Plus haut : 1800 (1760 pour la Mule et l’Intello) soum de Betouras
Dénivelé : 1360 m
Distance parcourue : 19k (18,3 km pour la Mule et l’Intello)
Participants : Olivier Bonnave, Jacques Brus, Sandrine Caparrus, Joelle Craverio, Valérie Daugreilh, Brigitte Dupuch, Carl Kerloch, Jean-François Tilhet-Prat, Bernard Boutin encadrés par Jean-Luc Guilhempourque
Temps : journée fraiche, luminosité éteinte, pas de vent
Date : 18 janvier 2025
Depuis Ferrières – là où il y a du fer ! -, au-dessus des mines de Baburet (plus sur le sujet : ICI) devons nous garer à un « parking obligatoire » d’où, après un lacet, nous rejoignons un deuxième parking occupé par « battue en cours » = gros pick-up et cages à chiens caractéristiques ! « parking réservé ». A quand un site, accessible aux randonneurs, pour se tenir informé, avant de sortir, des risques de prendre une volée de plombs ou autres chevrotines ?
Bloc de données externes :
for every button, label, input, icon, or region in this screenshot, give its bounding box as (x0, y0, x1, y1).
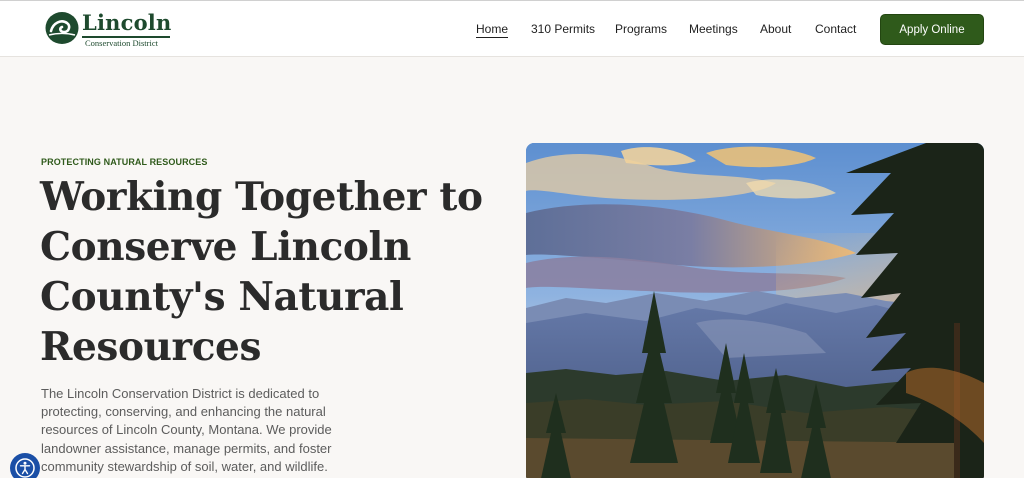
nav-about[interactable]: About (760, 21, 791, 37)
nav-contact[interactable]: Contact (815, 21, 856, 37)
hero-title: Working Together to Conserve Lincoln Cou… (40, 174, 483, 370)
landscape-illustration (526, 143, 984, 478)
apply-online-button[interactable]: Apply Online (880, 14, 984, 45)
logo-subtitle: Conservation District (85, 38, 158, 48)
accessibility-icon (15, 458, 35, 478)
nav-programs[interactable]: Programs (615, 21, 667, 37)
logo-mark-icon (45, 12, 79, 44)
hero-eyebrow: PROTECTING NATURAL RESOURCES (41, 157, 208, 167)
accessibility-button[interactable] (10, 453, 40, 478)
nav-home[interactable]: Home (476, 21, 509, 38)
nav-310-permits[interactable]: 310 Permits (531, 21, 595, 37)
site-header: Lincoln Conservation District Home 310 P… (0, 1, 1024, 57)
hero-landscape-image (526, 143, 984, 478)
nav-meetings[interactable]: Meetings (689, 21, 738, 37)
hero-description: The Lincoln Conservation District is ded… (41, 386, 332, 474)
logo-name: Lincoln (82, 10, 172, 35)
site-logo[interactable]: Lincoln Conservation District (45, 10, 175, 50)
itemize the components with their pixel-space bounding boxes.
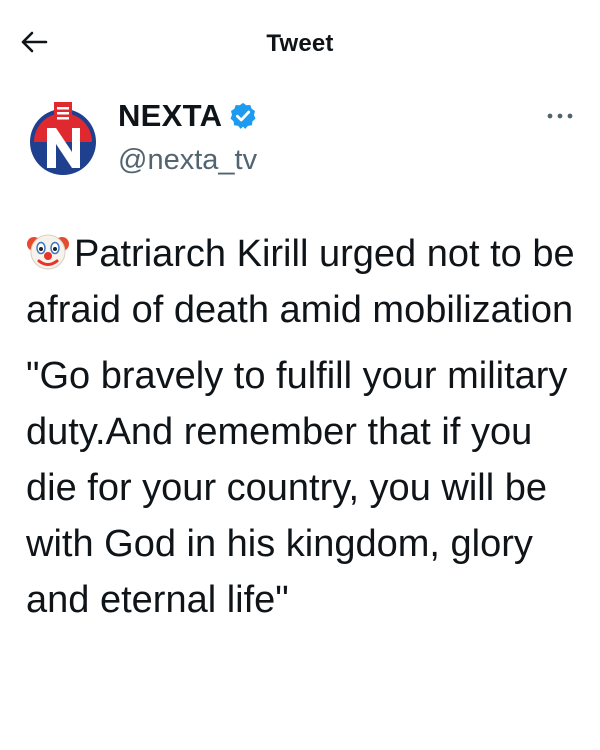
author-handle[interactable]: @nexta_tv: [118, 144, 257, 177]
tweet-text: Patriarch Kirill urged not to be afraid …: [26, 226, 586, 638]
tweet-paragraph-2: "Go bravely to fulfill your military dut…: [26, 355, 568, 621]
tweet-paragraph: Patriarch Kirill urged not to be afraid …: [26, 226, 586, 338]
clown-face-emoji-icon: [26, 228, 70, 272]
display-name: NEXTA: [118, 98, 223, 133]
nexta-logo-icon: [22, 99, 104, 180]
more-horizontal-icon: [545, 107, 575, 125]
verified-badge-icon: [228, 101, 258, 131]
more-options-button[interactable]: [540, 108, 580, 124]
page-title: Tweet: [266, 30, 334, 57]
tweet-paragraph-1: Patriarch Kirill urged not to be afraid …: [26, 233, 575, 331]
tweet-author: NEXTA @nexta_tv: [0, 92, 600, 192]
author-name-row[interactable]: NEXTA: [118, 98, 258, 134]
top-bar: Tweet: [0, 0, 600, 90]
avatar[interactable]: [22, 98, 104, 180]
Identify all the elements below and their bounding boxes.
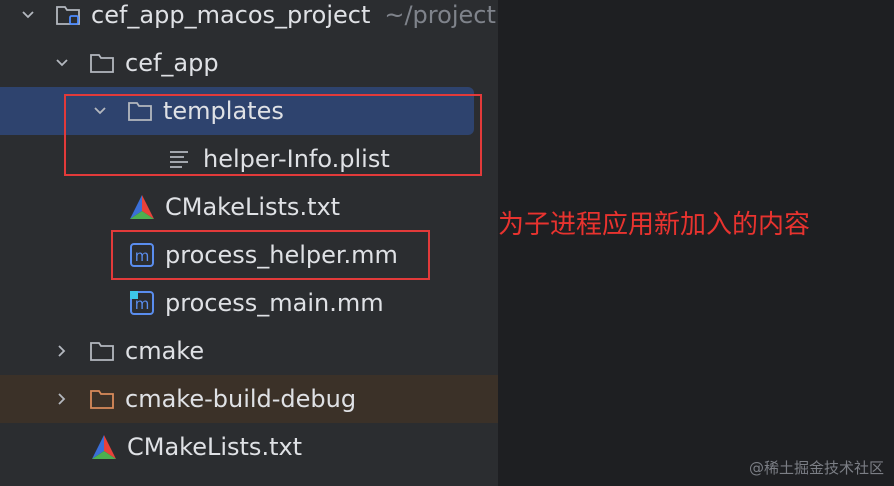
- folder-icon: [88, 337, 116, 365]
- chevron-right-icon[interactable]: [52, 389, 72, 409]
- project-tree: cef_app_macos_project ~/project cef_app …: [0, 0, 498, 486]
- folder-icon: [88, 49, 116, 77]
- chevron-down-icon[interactable]: [18, 5, 38, 25]
- excluded-folder-icon: [88, 385, 116, 413]
- module-folder-icon: [54, 1, 82, 29]
- tree-row-cmakelists-inner[interactable]: CMakeLists.txt: [0, 183, 498, 231]
- chevron-right-icon[interactable]: [52, 341, 72, 361]
- objc-file-modified-icon: m: [128, 289, 156, 317]
- item-label: CMakeLists.txt: [127, 433, 303, 461]
- item-label: cmake-build-debug: [125, 385, 357, 413]
- item-label: cef_app: [125, 49, 219, 77]
- annotation-text: 为子进程应用新加入的内容: [498, 210, 811, 240]
- svg-text:m: m: [135, 295, 150, 313]
- tree-row-process-main[interactable]: m process_main.mm: [0, 279, 498, 327]
- highlight-box-process-helper: [111, 230, 430, 280]
- tree-row-cmakelists-root[interactable]: CMakeLists.txt: [0, 423, 498, 471]
- root-label: cef_app_macos_project: [91, 1, 371, 29]
- chevron-down-icon[interactable]: [52, 53, 72, 73]
- highlight-box-templates: [64, 94, 482, 176]
- item-label: cmake: [125, 337, 205, 365]
- item-label: process_main.mm: [165, 289, 384, 317]
- root-path: ~/project: [384, 1, 496, 29]
- watermark: @稀土掘金技术社区: [748, 459, 884, 477]
- editor-area: [499, 0, 894, 486]
- tree-row-cmake-build-debug[interactable]: cmake-build-debug: [0, 375, 498, 423]
- tree-row-cmake[interactable]: cmake: [0, 327, 498, 375]
- cmake-icon: [90, 433, 118, 461]
- tree-row-root[interactable]: cef_app_macos_project ~/project: [0, 0, 498, 39]
- tree-row-cef-app[interactable]: cef_app: [0, 39, 498, 87]
- item-label: CMakeLists.txt: [165, 193, 341, 221]
- cmake-icon: [128, 193, 156, 221]
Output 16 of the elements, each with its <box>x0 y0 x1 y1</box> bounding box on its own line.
A droite, une sente « intimiste » part direction nord. Belle forêt. Principalement de hêtres. Sentier peu pratiqué. Quelques arbres l’obstruent. Instruction simple de Jean-Luc à ceux qui mènent le « train ». Vous attendez quand le sentier rejoint la crête (qui descend de la Gélaque jusqu’à l’Ouzom).
Pour avoir « pratiqué » JLG plusieurs fois, il faut reconnaitre que sa méthode est inhabituelle… et sacrément efficace : laisser partir devant et donner un point de regroupement où l’attendre. Ainsi, ceux qui veulent cavaler, cavalent… un certain temps ! Fiche manuscrite à la main : « les points de décision » sont identifiés. Du genre : à l’altitude 1046, crête rejointe, virage à 90° et remonter, le long de la crête, sur la gauche.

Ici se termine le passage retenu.